Another scholar investigating past parlous events informs ‘A Neighbour’s Landmark’ (The Eton Chronic, May 1925) wherein a visit to a friend’s country seat uncovers the reasons ancient woodland Betton Wood was dug up and ploughed over. However the eerie ghostly screams that used to emanate from it can still rattle the unwary…

‘A View From a Hill’ (The London Mercury, May 1925) then recounts how a historian on holiday visits a chum and borrows some very odd old binoculars. With them he rambles to a local beauty spot and sees something impossible and out of joint: an ancient tower and gibbet which are no longer situated on notorious local landmark Gallows Hill. …And then he sees through those ancient lenses impossible people moving with deadly purpose…

Minor classic ‘A Warning to the Curious’ was written after the Great War (The London Mercury, August 1925) and is one of James’ most bleak, chilling and hope-abandoned offerings. It tells of Paxton, an antiquarian/archaeologist on holiday in a Suffolk coastal resort who happens upon an important relic…

Unable to resist the lure of the long-lost Saxon Crown of Anglia – one of three fabled to protect the nation from invasion – he disinters and takes the artefact but is subsequently and relentlessly stalked by its sinister supernatural sentinel.

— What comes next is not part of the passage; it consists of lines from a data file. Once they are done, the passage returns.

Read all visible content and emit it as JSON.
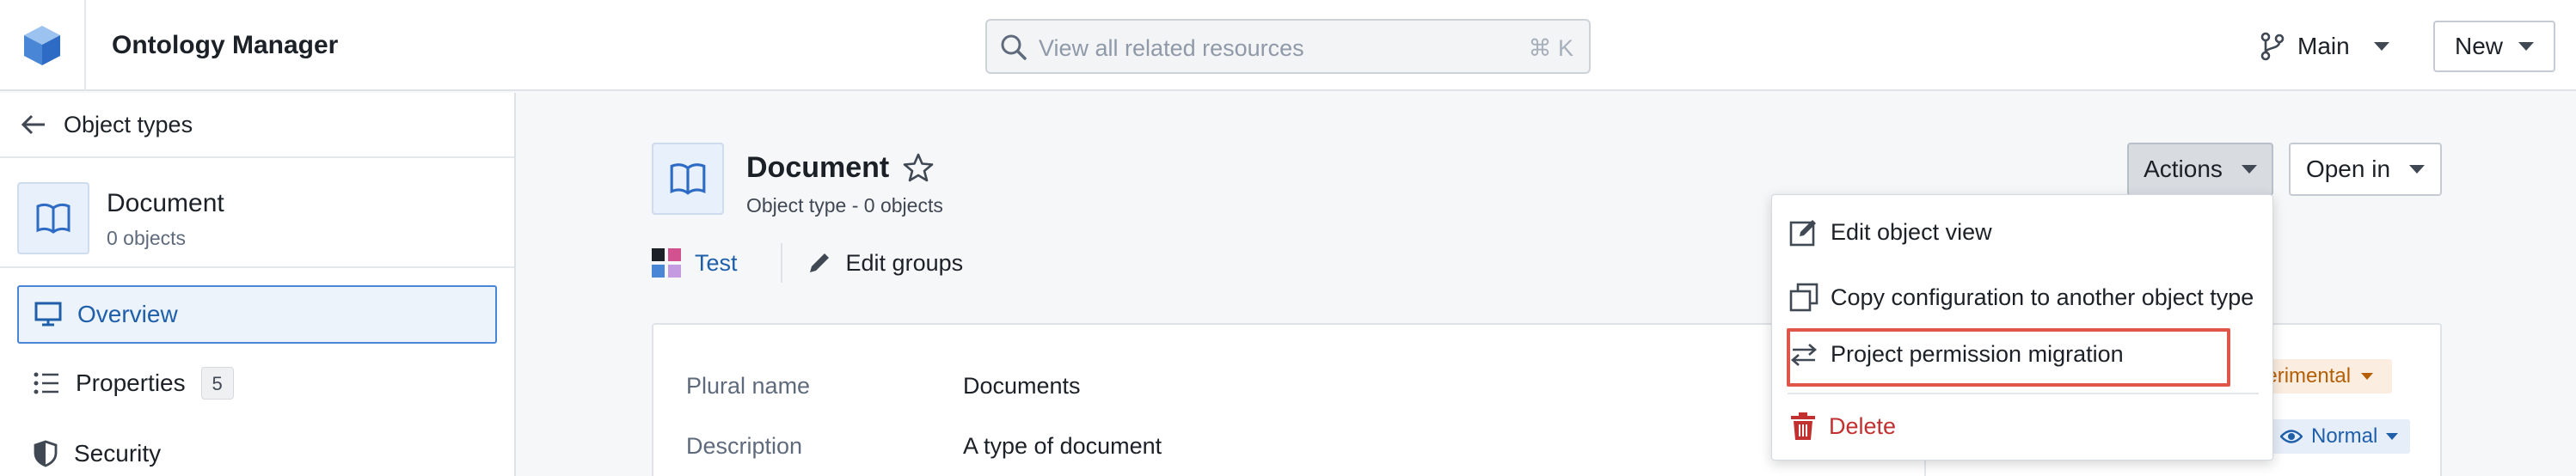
{
  "header": {
    "app_title": "Ontology Manager",
    "search_placeholder": "View all related resources",
    "search_shortcut": "⌘ K",
    "branch_label": "Main",
    "new_button": "New"
  },
  "sidebar": {
    "back_label": "Object types",
    "object": {
      "name": "Document",
      "count": "0 objects"
    },
    "nav": [
      {
        "label": "Overview",
        "active": true,
        "icon": "monitor-icon"
      },
      {
        "label": "Properties",
        "badge": "5",
        "icon": "list-icon"
      },
      {
        "label": "Security",
        "icon": "shield-icon"
      }
    ]
  },
  "main": {
    "title": "Document",
    "subtitle": "Object type - 0 objects",
    "group_label": "Test",
    "edit_groups_label": "Edit groups",
    "actions_button": "Actions",
    "open_in_button": "Open in",
    "properties": [
      {
        "label": "Plural name",
        "value": "Documents"
      },
      {
        "label": "Description",
        "value": "A type of document"
      }
    ],
    "status_tag": "perimental",
    "visibility_tag": "Normal"
  },
  "actions_menu": {
    "items": [
      {
        "label": "Edit object view",
        "icon": "edit-view-icon"
      },
      {
        "label": "Copy configuration to another object type",
        "icon": "copy-icon"
      },
      {
        "label": "Project permission migration",
        "icon": "swap-icon",
        "highlighted": true
      },
      {
        "label": "Delete",
        "icon": "trash-icon",
        "danger": true
      }
    ]
  },
  "colors": {
    "accent": "#1f5faa",
    "danger": "#c23030",
    "highlight_border": "#e0564b",
    "warning_tag": "#b45f06"
  }
}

By the time Paxton unburdens himself to our narrator it is almost too late and, although he is convinced to restore the Crown to its resting place, his sin can be expiated only by occult judgement…

This sublimely supernal feast of fear and uneasy elucidation concludes with the disquieting and quasi-autobiographical ‘A Vignette’ which first appeared in The London Mercury in November 1936. It discloses how, on a quiet day in a typically idyllic English Country Garden, a sensitive young boy saw something he could not explain and felt somehow compelled to draw closer rather than run away…

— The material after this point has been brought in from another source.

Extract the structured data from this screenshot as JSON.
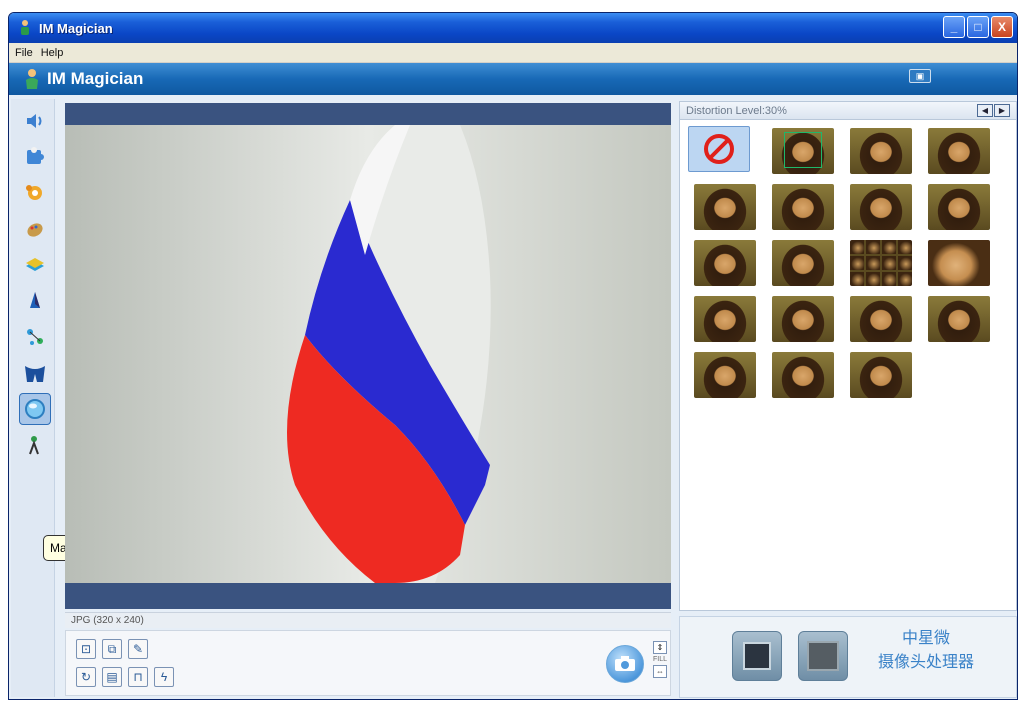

This erudite edition also includes full ‘Publication Details’ of where and when the terror tales originated and where they were subsequently collected, whilst ‘Notes to the Introduction’ provide timely background to the storyteller’s eclectic life and everything ends with a tantalising ‘Select Bibliography’ to get your own antiquarian juices flowing…

Calmly disquieting, approachably uneasy and superbly scary, these are stories every fear fan should know and, whether through this illustrated item or any later collection, you must read these tales.